No, we do value men. But we don't value men for the things you would want us to value them, or the way you would like us to value men (which is basically deference). And we expect reciprocity.
I'm aware of the supposedly "innate diferences" we have. But I look around and see more similarities than diferences. And plenty of people who doesn't fit that descriptions. Not just that, they suffer because they don't fit. So they do their best to fit even when that means giving up part of who they are.
Considering that in a few generations women have passed from being the ones who programed ENIAC to be considered "bad at programming", or all the other things that we supposedly weren't good at, and now have women working on all those things. Well, evolution takes millions of years. So chances are that those "innate" differences are not that "innate" but learned.
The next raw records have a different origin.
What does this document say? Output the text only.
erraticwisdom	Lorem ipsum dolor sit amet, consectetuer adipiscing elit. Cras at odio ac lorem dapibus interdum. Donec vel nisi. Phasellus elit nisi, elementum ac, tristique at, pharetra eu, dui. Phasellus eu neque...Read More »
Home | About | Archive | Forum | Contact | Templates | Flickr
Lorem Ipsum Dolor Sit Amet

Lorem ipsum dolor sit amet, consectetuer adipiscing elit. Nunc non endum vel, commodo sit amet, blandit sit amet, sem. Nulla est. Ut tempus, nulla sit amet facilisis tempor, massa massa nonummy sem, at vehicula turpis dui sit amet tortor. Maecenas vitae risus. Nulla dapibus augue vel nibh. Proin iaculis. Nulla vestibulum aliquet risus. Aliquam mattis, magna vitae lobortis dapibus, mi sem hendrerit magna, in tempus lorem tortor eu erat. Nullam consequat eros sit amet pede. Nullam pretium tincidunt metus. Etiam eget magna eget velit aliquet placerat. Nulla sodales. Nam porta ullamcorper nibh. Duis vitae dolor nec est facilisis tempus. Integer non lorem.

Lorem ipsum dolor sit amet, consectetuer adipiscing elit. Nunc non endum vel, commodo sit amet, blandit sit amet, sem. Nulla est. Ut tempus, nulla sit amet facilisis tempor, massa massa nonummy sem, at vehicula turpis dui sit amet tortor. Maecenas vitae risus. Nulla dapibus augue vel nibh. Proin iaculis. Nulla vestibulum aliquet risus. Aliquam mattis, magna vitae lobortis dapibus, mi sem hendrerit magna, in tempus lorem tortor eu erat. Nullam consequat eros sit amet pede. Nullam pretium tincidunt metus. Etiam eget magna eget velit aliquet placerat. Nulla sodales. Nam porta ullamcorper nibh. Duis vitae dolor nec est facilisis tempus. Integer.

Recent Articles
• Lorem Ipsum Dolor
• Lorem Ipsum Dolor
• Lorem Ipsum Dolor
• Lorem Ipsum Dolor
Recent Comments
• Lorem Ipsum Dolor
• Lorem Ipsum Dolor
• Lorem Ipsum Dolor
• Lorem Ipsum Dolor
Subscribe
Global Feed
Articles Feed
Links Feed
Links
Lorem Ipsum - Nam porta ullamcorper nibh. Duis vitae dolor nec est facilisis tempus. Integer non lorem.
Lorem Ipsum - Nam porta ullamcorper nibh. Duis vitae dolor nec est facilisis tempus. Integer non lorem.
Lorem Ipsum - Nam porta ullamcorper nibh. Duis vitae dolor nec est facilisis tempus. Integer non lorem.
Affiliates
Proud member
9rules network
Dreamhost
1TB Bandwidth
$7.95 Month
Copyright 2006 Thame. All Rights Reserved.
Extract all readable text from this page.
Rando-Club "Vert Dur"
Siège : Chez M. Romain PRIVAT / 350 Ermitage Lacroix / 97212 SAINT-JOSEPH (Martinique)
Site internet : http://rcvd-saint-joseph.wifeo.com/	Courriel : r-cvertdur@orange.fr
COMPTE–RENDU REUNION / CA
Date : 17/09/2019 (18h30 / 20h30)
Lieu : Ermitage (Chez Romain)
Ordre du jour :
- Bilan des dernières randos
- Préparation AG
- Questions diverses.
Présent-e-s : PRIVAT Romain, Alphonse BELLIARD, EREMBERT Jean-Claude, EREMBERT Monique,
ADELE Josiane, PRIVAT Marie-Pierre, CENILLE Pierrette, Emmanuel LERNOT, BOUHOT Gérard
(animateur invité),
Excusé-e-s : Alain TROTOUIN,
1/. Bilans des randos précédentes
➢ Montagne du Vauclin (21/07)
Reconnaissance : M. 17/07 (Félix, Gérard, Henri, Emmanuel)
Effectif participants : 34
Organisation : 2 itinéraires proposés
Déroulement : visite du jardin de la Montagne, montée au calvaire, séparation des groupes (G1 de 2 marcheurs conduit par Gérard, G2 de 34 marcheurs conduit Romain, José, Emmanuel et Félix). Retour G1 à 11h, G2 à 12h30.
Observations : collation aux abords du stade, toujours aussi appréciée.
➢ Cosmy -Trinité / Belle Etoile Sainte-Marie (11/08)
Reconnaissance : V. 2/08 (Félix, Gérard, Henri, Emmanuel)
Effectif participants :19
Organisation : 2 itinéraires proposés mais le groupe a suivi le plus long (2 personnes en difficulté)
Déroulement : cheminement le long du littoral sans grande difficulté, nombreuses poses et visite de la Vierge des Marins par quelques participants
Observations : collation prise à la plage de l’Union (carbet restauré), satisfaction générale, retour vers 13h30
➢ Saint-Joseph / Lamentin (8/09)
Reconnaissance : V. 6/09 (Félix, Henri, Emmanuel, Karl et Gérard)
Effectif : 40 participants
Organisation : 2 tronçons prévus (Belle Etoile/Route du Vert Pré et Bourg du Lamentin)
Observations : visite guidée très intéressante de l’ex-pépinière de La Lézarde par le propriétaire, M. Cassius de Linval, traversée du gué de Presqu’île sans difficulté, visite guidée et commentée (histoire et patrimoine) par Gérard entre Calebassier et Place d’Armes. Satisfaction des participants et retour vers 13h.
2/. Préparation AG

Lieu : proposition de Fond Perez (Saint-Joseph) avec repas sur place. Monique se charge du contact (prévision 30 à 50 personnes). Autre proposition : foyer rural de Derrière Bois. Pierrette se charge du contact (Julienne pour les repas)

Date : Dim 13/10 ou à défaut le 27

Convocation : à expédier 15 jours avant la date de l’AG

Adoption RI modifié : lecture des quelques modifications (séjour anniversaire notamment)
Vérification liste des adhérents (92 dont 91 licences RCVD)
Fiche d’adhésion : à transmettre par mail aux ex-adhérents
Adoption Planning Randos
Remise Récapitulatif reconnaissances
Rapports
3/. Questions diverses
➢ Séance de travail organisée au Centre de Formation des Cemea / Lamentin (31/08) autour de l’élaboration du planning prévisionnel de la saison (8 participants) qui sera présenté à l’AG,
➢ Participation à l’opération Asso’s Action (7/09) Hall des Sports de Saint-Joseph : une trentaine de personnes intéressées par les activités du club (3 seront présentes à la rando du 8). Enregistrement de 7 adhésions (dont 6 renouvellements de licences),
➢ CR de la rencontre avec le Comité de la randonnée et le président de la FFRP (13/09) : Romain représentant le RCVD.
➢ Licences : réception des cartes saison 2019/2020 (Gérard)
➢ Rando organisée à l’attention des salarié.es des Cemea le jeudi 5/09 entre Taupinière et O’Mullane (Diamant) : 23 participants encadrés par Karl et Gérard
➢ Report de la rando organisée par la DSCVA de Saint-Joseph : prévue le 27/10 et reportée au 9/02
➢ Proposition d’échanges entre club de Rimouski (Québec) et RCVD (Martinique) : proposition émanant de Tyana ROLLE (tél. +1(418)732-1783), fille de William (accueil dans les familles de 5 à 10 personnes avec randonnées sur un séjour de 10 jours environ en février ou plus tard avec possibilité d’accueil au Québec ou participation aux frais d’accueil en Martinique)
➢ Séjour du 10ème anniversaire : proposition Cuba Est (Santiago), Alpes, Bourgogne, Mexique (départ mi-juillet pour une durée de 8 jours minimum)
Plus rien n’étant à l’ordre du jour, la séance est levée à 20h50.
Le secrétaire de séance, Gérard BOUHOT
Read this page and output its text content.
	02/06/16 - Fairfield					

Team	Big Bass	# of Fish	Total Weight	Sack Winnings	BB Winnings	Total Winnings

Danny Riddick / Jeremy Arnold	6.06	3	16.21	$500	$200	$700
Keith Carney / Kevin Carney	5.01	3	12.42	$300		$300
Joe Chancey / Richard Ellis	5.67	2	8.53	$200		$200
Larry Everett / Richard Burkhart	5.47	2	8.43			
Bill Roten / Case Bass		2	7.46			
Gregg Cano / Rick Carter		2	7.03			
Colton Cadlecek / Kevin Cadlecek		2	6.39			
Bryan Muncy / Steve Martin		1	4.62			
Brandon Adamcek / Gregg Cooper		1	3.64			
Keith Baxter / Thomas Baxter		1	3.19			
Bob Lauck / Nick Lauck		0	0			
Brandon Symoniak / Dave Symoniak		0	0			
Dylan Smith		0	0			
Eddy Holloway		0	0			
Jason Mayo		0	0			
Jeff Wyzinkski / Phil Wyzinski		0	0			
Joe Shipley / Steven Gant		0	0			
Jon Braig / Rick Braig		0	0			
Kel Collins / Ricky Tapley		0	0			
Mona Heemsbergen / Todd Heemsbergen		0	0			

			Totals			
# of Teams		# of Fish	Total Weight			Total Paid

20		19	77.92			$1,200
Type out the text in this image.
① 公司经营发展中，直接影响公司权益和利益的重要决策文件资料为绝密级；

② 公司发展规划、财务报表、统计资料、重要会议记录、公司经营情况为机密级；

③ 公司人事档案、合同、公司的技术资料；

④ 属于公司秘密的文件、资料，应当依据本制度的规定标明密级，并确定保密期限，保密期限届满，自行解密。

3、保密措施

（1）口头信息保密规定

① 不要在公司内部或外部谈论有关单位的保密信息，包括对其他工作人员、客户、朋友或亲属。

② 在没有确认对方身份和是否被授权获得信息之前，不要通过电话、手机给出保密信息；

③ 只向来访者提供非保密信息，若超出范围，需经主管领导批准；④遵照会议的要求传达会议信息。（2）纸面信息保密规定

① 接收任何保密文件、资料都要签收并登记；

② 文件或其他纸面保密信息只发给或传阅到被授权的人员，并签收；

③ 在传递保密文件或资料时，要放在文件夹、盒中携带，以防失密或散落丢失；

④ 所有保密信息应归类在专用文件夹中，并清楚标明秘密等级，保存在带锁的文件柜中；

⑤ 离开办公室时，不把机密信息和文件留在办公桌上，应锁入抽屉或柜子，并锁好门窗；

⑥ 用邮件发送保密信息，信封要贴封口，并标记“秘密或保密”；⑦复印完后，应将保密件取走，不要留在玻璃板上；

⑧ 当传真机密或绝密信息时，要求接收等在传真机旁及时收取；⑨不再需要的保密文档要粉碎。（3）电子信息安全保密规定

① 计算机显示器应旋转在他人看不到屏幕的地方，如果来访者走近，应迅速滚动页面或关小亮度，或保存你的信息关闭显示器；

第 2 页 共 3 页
People have diferences. Trying to make them fit into little boxes, limits them unnecesarily. And it might be harming men more than you think. After all, a talented young men that is good at something deemed femenine, might never develop his skill. Worse, the very thing that might have made him shine, would make him feel inadecuate.
No, feminist aren't the ones with a reductionist aproach. You are the one who insist that all men are one way and just one way.
By the wat, all the men droping their jobs and studies to play video games show that some men doesn't like pressure and rather have escapism. You might want to consider that for some men, competition and presure is bad. The low tolerance to frustration also shows that for some men, challenges are not what they need. Just look around, do you really think that the pnes who drop out need more challenge?